Alternative Payment Methods: What You Need To Know
Back in the day (you know, before I was even born) things were so simple. People carried cash around or wrote checks to pay for their purchases and bills. There were no social media or internet sites that enticed you to spend money on a whim, and certainly no smart phones that allowed you instant access to pretty much anything you wanted. Nowadays, things are very different. The world is constantly changing and today there are a vast amount of ways to pay for the things you want.

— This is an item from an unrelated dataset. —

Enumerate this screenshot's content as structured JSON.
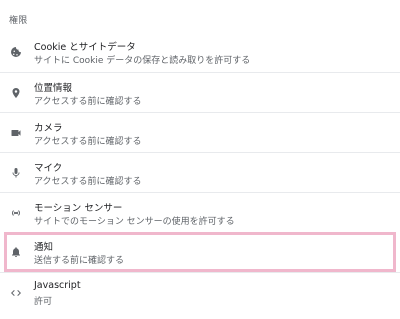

Two unique ways come to mind: retail store debit cards and apps. Understanding the pros and cons of both can help you make better financial decisions and understand exactly what you’re getting yourself into. In case you haven’t heard of a store-branded debit card, it’s basically a card that offers many of the “perks” that store credit cards have, but it allows the money for your purchases to be pulled directly from your checking account. (My guess is, they wanted to find a way to offer their cards to individuals who wouldn’t normal qualify for their credit card.) While store debit cards have gotten off to a slow start, app payments have been taking the world by storm recently. Unlike retail debit cards, most store apps can be linked to either a credit card or a checking account. Then, you either scan your app at the register or complete your order on the app to pay for your purchase. It’s seemingly quite handy, but here are some reasons to be wary of these newfangled payment methods:
- A false sense of savings. Big retailers know that if you see their card in your wallet every day you are more likely to shop with them. It’s a win-win for them, but it may be costly for you. The convenience of having the store debit card or app makes it less likely for you to shop around for your purchases to see where you can get the best deal. They may even offer you “savings” when you use one of these payment methods, but if you keep your options open and shop around for the best deal, you will probably save more money in the long run.
- A chance to get fee’d. Both store-branded debit cards and apps that link to your checking account will probably take 2-3 days to post to your actual checking account. This could be a big problem for those of you who are “ballin’ on a budget” and like to see exactly how much you have when you have it. If you don’t keep track of the money on your own, the time lapse could result in pesky overdraft fees. Nobody likes fees, so it’s important when using these alternative payment methods to understand the possible consequences. Not only could you get charged an NSF fee with your checking account, the retailer might also have a fee associated with a returned payment (we’re talking $25-$50 here) which is definitely no bueno.
- Not a chance to build your credit. A big misconception with store-branded debit cards is that they will help consumers build their credit. Unfortunately, this is not true. In fact, if you have insufficient funds for your purchase in your checking account, the retailer could possibly send you to collections which would hurt your credit score tremendously. As for the app payments, they certainly won’t build your credit. At the end of the day, the best way to build your credit is to make on-time payments for all credit accounts and use credit responsibly.
- An incentive to spend more money. Many of the apps that you can pay with require you to load some sort of gift card in order to pay for your transaction and have a minimum amount that you are able to load. So let’s say you go to a coffee shop and you plan to pay with your app. If you only have $4 loaded on your card and your purchase is $5, you’ll have to load a minimum amount (usually $5 or $10) to buy coffee. Even though that extra money isn’t technically wasted, you may be more enticed to go again in a few days since you still have money on your card. Ultimately, you may spend more money at that particular store. As for store debit cards, the perks for using those cards will usually result in in-store credit or coupons, which usually have expiration dates. This means that you may go to the store for something you don’t need (or even want) just to use your reward. Doesn’t seem very cost-effective to me.
- A chance for fraud. It is important to be careful with the use of these products because it may leave you vulnerable to fraud. Any time you are putting your debit/credit card information into multiple sites, there is a risk of fraud. With the app payments that require you to load a gift card, you need to be careful that the gift card stays in your possession, even if you use the app to pay it. With the store debit cards, it’s just another way that hackers may be able to get your financial information. If you are a victim of fraud, contact your card issuer immediately, then follow up with your financial institution if needed. You must contact the card issuer within 2 days after noticing the fraud to be liable for only $50, after that you could be liable for more depending on how much time has passed.
The bottom line is, be careful about where you put your checking account information and what kind of services you are signing up for. Even though certain rewards programs and other incentives to join may seem enticing, making sure that you are getting the best deal with the best security is even more important. Neither of these payment methods are “bad” in a sense, but it is vital to understand what you’re getting yourself into.